All of this suggests that the already-high levels of contract cheating reported in such surveys could even understate the true extent of the problem.

What are universities doing about it?

We asked each university to tell us whether they have “policies in place to identify students who are ‘buying in’ bespoke essays, assignments and other coursework from outside”.

Of the 98 institutions that answered our request, 47 per cent could not point to a rule explicitly forbidding the practice (we verified this by checking university rulebooks for phrases like “purchased essays”, “essay mills” and “ghosting”).

However, many of those without a specific policy told us that cases of this kind would be covered by their existing rules on academic misconduct.

One university told us that they use guidelines from the higher education watchdog, the Quality Assurance Agency (QAA), to spot and investigate possible contract cheating.

The QAA says “one of the most effective ways of detecting cheating is familiarity with a student’s normal output (their writing style and standard of work, for example).” When examiners suspect an essay has been bought in, the QAA also suggests carrying out a “viva assessment”, where students are interviewed in person to establish whether they authored the work themselves.

Responding to our query about how they identify contract cheating, seven institutions — Aston, Aberdeen, Liverpool Hope, the London Business School, the Open University, the University of Bristol, and the University of Chichester — told us that they use software services like Turnitin to detect plagiarism.

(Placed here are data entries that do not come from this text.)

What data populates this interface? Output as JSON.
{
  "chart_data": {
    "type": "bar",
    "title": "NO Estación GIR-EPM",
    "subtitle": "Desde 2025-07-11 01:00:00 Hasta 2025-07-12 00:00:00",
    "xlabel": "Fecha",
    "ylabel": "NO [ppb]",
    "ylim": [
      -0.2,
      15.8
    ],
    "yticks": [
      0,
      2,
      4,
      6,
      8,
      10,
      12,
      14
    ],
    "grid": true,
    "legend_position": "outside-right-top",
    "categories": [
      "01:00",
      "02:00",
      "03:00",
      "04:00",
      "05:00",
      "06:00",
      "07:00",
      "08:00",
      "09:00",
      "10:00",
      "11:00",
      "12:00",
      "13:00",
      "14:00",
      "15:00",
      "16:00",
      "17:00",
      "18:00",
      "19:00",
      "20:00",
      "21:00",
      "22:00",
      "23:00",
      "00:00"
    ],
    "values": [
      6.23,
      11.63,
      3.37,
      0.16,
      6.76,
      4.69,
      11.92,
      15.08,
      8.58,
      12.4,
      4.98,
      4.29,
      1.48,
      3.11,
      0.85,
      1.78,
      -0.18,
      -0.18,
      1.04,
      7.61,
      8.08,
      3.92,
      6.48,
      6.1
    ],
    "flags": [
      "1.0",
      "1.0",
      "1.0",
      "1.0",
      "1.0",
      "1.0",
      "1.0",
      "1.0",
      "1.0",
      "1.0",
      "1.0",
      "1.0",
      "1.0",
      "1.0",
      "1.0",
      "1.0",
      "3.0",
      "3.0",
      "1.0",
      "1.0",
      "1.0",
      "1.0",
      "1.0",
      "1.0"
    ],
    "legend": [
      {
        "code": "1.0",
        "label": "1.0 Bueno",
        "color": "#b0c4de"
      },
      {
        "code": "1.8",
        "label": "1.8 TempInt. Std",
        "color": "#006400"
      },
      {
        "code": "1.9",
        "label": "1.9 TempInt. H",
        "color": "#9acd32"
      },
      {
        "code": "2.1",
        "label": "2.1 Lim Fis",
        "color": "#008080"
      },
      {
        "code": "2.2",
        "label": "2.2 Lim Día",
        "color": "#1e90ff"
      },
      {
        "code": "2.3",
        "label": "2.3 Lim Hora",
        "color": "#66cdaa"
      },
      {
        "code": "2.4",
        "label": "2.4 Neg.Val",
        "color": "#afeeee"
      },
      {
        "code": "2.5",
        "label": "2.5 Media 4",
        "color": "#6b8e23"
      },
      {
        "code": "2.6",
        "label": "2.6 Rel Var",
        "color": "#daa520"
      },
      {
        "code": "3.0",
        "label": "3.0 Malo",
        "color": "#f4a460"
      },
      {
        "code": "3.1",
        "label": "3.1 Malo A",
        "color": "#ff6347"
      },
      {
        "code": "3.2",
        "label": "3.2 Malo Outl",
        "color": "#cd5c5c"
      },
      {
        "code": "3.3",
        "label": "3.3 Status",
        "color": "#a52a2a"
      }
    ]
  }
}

But that doesn’t quite answer our question.

The version of Turnitin that is currently used by 98 per cent of UK universities can tell whether an essay or sections of it have been lifted from online sources or other published work. It cannot detect whether an assignment has been bought in. This is the very reason students approach so-called “essay mills” in the first place.

So we were surprised when one institution, Canterbury Christ Church University, went further, telling us: “the University uses the software Turnitin to identify potential cases of bought essays.”

We thought perhaps they were referring to a new Turnitin programme launched in March 2019, “Authorship Investigate”, which is designed to help manage contract cheating cases. The software uses “forensic linguistic analysis” to see if a given piece of work is consistent with the student’s previous writing.

But the university told us that although they “have had discussions with Turnitin and intend to use their new ‘Authorship Investigate’ tool”, they had not yet deployed the software.

And even if they had, Turnitin told FactCheck that Authorship Investigate is not a way of flagging up potential cases of contract cheating where there is no prior suspicion of foul play — it’s a tool that can provide evidence to help investigators work out whether someone who is already suspected of buying in an essay has done so.

The onus remains on universities, and academics and examiners, to raise suspicions in the first place.